No fire season is normal for the U.S. Forest Service’s emergency response crew. But even by their standards, the last two years have been unprecedented. Relentless wildfires across the American West led to a 131% increase in travel for the scouts, smoke jumpers and firefighters dispatched to get blazes under control.
From May through September 2018, agents for BCD Travel, the federal agency’s travel management company, processed 15,799 travel requests. That was a 12.5% increase compared to the same period in 2017, which previously had been one of the most brutal wildfire seasons on record.

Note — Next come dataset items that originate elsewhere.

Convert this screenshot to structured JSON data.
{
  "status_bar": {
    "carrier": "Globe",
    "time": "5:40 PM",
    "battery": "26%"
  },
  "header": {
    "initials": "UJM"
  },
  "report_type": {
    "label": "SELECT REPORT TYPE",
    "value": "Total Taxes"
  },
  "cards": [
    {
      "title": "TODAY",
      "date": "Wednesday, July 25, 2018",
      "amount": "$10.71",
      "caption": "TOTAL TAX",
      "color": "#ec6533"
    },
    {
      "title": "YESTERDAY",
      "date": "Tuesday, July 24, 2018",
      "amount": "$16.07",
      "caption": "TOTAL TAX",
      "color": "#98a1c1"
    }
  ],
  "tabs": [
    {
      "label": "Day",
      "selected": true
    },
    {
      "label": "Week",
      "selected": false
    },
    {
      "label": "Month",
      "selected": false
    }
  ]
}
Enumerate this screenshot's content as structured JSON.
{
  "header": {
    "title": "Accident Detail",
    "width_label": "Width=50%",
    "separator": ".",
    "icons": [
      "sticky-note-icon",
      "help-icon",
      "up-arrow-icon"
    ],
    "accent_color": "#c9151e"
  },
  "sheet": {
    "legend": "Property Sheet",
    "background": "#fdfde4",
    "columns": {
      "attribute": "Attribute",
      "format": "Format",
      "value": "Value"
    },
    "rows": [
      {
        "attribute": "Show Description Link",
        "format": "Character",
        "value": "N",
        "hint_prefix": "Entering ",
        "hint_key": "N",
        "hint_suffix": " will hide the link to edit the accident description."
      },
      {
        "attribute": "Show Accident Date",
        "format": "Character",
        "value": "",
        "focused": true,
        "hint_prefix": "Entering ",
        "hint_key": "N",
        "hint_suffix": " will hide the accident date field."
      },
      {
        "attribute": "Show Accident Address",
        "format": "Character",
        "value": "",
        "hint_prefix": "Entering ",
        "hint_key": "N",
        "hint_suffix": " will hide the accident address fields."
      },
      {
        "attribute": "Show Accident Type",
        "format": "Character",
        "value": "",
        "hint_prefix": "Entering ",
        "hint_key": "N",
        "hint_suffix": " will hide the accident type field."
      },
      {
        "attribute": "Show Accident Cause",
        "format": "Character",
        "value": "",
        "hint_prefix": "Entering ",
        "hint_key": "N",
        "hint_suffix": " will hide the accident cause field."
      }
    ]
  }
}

Travel demand in 2017 rose 60% over 2016.
Most of the mission-critical travel requests happen during what the Forest Service classifies as a Level 5 response, meaning roughly 1,000 travelers are on the move at the same time. In 2017, BCD agents proved it’s possible to complete the booking process in 30 minutes or less, even amid extraordinary demand. In 2018, they shaved another two minutes off that time.
Their quick, competent work is crucial because the stakes are high when wildfires burn. Lives, natural areas, homes and businesses are under threat. Every second counts, and there’s no room for error.
“We are helping to move people who can save lives—the lives of humans, animals and trees. We have to get them to their destination fast; they are needed on the front lines,” said Andrea Woody Starr, a Cleveland, Ohio-based BCD agent who works on Forest Service bookings.
Agents must complete bookings with speed and accuracy, keep calm in a crisis and get the crews to fire sites on very short notice. They’re often booking travelers in and out of rural airports where planes are small and few seats are available. Creativity and unconventional thinking are essential, and agents have to pay attention to detail and ensure every booking adheres to Forest Service protocol. In 2018 alone, BCD:
- Booked more than 22,000 emergency-response flights for the Forest Service on a 24/7 schedule
- Confirmed each trip complied with more than 80 federal government requirements from the General Services Administration
- Completed every booking process within 28 minutes of being contacted by Forest Service dispatchers
Meeting the agency’s unpredictable travel demands requires dedication and flexibility. When wildfires aren’t happening, the TMC keeps a few agents and a supervisor available 24/7 to serve Forest Service travelers. That small team can ramp up to about 20 people at the first sign of a crisis. Multiple team members get alerts when demand increases, so they can snap into action immediately. BCD’s full-response team can handle more than 1,000 bookings in a 24-hour period—and often does.
After the fires are extinguished, and weary firefighters and support staff return home safely, there’s still work to do. “We continually update our processes and procedures to align with new Forest Service requirements,” said Dan Lakatos, an Operations senior manager for BCD. “And at the end of each wildfire season, we meet with the Forest Service team to plan for the next year.”
Jane Schoettle, BCD vice president of Operations, described the ongoing goal: “We’re always looking for ways to improve how we get firefighters where they need to be.”